How much Apple is in your Public Finance?

Posted by Peter Orr on Nov 16, 2011

steve jobs resized 600With Steve Jobs’ recent passing and new biography on the bookshelves it’s been nearly impossible to avoid learning something about the guy who completely re-engineered some pretty major markets: portable music player, cell phones, and now the tablet computer. The thing that has intrigued me as we wash in the continuous stream of Jobs exposure is how he seemed to successfully embrace a number of contradictions. A Zen student/philosopher but also tyrannical to the point of one former colleague suggesting he would’ve made an excellent King of France.
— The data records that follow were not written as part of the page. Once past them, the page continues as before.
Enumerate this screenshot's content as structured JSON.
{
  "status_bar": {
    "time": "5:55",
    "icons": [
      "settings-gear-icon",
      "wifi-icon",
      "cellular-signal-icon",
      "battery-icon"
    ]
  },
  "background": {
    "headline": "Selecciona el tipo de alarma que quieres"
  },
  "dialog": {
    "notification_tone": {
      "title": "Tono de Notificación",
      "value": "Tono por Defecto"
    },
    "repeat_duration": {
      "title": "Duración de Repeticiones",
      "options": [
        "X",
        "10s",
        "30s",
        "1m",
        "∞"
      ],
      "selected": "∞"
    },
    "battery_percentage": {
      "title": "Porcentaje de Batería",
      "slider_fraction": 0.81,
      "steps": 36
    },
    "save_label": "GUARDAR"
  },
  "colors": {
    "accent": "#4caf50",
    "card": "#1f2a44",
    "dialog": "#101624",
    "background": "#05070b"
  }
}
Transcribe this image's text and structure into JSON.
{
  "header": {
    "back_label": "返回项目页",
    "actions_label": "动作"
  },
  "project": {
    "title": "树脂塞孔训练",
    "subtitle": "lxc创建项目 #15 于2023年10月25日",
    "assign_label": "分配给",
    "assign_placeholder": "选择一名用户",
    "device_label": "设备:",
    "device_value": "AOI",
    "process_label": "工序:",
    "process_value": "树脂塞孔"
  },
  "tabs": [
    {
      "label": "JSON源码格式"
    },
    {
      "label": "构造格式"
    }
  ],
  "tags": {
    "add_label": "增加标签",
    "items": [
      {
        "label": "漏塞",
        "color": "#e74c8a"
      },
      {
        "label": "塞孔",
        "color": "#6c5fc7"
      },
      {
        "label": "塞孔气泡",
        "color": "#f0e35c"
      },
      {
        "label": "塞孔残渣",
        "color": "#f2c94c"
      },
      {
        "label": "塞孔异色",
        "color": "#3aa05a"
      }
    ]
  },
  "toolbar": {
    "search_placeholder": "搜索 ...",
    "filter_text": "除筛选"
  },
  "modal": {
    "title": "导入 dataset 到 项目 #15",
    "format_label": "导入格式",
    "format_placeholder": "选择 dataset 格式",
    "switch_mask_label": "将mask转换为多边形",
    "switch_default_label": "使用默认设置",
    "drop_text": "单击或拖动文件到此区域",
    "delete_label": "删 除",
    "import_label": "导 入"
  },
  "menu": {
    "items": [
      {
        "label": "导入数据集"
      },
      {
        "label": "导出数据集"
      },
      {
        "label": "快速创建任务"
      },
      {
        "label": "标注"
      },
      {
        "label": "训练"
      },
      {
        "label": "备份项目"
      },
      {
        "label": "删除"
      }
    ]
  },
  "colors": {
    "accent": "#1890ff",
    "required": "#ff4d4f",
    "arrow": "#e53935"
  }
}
He was solidly in the billionaires club yet lived in a very modest home that he often left unlocked.

But the most interesting contradiction to me was his ability to wrap simplicity and complexity all into one design. The ipod operationally is phenomenally simple for the user – effectively 5 buttons and a touch-sensitive wheel on top. That said the guts of the ipod address some of the toughest challenges in engineering including data storage capacity, long battery life, and robustness of the sensitive internals in the face of misuse/abuse by music lovers. 

As software designers we struggle with this same issue. We love to put great features into our tools but too many features, if not well organized and laid out, can quickly lead to analysis paralysis and an unhappy user.  

In your public finance plans and client presentations, you may have the hard work and complexity done…but have you got the simplicity? How much Apple is in there?